It’s what we’re like in the hidden part of our being that matters most. We can do all in our power to give the appearance of piety, but unless the heart is pure it really will not count for anything.
As I have said on several occasions, I came from a tradition that emphasized a personal holiness code. One could easily determine whether he or she, or for that matter one’s neighbor, met the code by making a few simple observations. Clothing and hairstyle were primary signs of holiness. Men were to be clean shaven and wear long sleeves year round. Shorts were never allowed, not even at the lake. The women were never to wear pants or cut their hair. Also important was abstaining from the use of alcohol and tobacco. Lastly, the content and manner of speech were considered in the assessment of holiness.
Although I was a young man barely 19 at the time, I thought that there was something hokey about determining whether one made the mark as a Christian based on outward appearances. Certainly scripture indicated otherwise. I secretly considered the holiness code to be pharisaical and ignorant in the true light of the holy writ. It didn't take me long, as I grew to adulthood, to find an ecclesial community that looked for holiness in other places.

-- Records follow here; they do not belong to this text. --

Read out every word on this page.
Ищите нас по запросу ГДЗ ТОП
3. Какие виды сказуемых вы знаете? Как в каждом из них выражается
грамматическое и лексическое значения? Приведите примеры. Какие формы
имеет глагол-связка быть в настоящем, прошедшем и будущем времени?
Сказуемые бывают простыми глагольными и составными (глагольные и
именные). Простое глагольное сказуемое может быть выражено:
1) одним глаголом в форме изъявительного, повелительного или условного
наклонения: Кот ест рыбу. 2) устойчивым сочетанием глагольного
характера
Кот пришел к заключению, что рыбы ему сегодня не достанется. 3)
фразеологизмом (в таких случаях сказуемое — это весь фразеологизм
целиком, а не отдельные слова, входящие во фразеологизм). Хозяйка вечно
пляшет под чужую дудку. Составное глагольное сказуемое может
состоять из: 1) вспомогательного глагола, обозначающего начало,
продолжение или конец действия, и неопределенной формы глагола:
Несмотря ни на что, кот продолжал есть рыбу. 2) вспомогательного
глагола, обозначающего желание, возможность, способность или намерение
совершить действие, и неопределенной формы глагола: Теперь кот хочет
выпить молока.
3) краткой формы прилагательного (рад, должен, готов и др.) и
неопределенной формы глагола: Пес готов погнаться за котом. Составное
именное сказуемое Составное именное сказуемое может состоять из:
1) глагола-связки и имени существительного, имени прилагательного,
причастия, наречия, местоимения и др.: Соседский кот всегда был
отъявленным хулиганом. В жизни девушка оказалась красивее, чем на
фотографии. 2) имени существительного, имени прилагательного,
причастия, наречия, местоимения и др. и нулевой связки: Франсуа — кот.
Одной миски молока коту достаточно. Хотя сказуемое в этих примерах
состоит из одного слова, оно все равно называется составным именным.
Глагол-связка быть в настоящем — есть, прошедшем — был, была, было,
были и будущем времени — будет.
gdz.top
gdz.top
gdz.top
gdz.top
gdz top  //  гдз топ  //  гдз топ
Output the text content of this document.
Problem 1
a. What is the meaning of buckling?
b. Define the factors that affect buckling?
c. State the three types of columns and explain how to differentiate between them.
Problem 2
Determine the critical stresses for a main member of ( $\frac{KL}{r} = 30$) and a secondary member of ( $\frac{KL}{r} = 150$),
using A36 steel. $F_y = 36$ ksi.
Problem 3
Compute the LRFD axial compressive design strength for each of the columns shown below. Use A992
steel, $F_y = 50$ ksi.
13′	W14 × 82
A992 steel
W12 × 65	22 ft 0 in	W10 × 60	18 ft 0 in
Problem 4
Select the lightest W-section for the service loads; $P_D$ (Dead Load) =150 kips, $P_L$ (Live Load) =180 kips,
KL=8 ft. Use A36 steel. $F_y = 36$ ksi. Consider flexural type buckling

Over the years it has been a blessing to learn that God deals with the heart—with the innermost being of each person. Who is it that can judge the person in his or her heart? I know of only two judges and both are essential for us to live a life that speaks as a witness of interior holiness. First, God is our judge. We must never stray far from the realization that nothing is hidden from God, and secondly we are our own judges. After all, other than God, who knows our hearts better? The interior of the human being is a deep and mysterious world. When we search deeply enough we find the one in whose image we were made; however, rather than peer inwardly to find the truth of our being we are to turn our gaze outward. The heart, the innermost aspect of our lives, paradoxically lies in our relationship to the world we encounter each day.
Although I’ve pointed out a kind of legalistic religion that exists in various forms, the most insidious form of hypocrisy is not always as easy to detect. It is not so much a hypocrisy that deals with what it considers to be outward impurities, indecency, and various violations of good clean "holy-roller" living, but it is the inner blindness of the soul. It is a kind of spiritual sickness that refuses to see the need for salvation, but instead understands itself as righteous and pure already, and perhaps even goes as far as to indict the truly righteous on the grounds that they fail to be holy. I've found such indictments typically to be polemical in origin. The failure, they say, is in being too liberal, too conservative, too traditional, too contemporary, too moderate, or maybe just too intelligent.
What is it that we are to do in order to please God, in order to be holy? Only God has the power to make us into something holy and pleasing. Do we not pray along with the psalmist, "Create a pure heart in me O God"? Our own righteousness tends to fail miserably anyhow, and there's always the evil sort of hypocrisy that leads to the murder of the righteous, which is really the message that today’s gospel reveals to us. Left to our own attempts at being holy we will end up at the extreme opposite. To be holy we must lay out our hearts before Jesus Christ and allow the power of the Holy Spirit to begin transforming us.
In every instance of interior evil or religious hypocrisy that has grown to have a noticeably foul smell, there has been a failure involving the immersion of the person in righteous things—here I add that it is righteous works that qualify as the stuff that transforms the heart, and this is the point of the first reading today.
If ever you doubted, or if you ever felt daunted and unable to attain holiness for any reason whatsoever, it may be that there was a failure to plunge into the waters of good works. I speak as one who knows. Anyone who puts himself or herself completely at the service of his or her brothers and sisters is well on the way to overcoming even the most tenacious of sinful habits.
By immersion in God’s work we learn also to say, “Lord, your grace is sufficient for me.” All that I care about when I lie down to retire at the end of a long day, is that what I have done that day has been pleasing to God. My failures and sins disappear when I turn from concern over whether I'm making the mark to doing something that actually makes a mark, even a scribble at first. In our work we allow the One who created all things to create a pure heart in us.
Very, very good points. What a fine bakery you have here, DDW. Yes, He sees into the heart, and that is also true for those He created who aren't Christian.
As I was first reading here today, tho', I was reminded of my best friend through high school. I think Martha would've been a holy kid had she had no religion, she was just that type, but she and her family were strict Mormons. She had lost one sister and her mother, but with her uncle living in, mine still made the 12th mouth at the dinner table.
As the salad bowl came to me first (as guest), I, never having had salad, thought what a wonderful treat. I took as much as if had it been just my mother and I as usual. Martha looked at her newest sister with a big smile, and I smiled right back. Then she whispered, "Uh, the salad has to go around the table, Honora. Can ya put some back?" What a great lesson, not only that night, but now.
Whatever we might take for ourselves, be it salad, friendship or grace, we should remember that it has to cover at least 11 others.. maybe if we remain the 12th to receive, we can know for sure that we've done some of what we can. We are not likely even then to go without salad (how often has one of the 11 seen we had none, and split his?), but if we do, it'll be enough to look around and see 11 happy, healthy faces.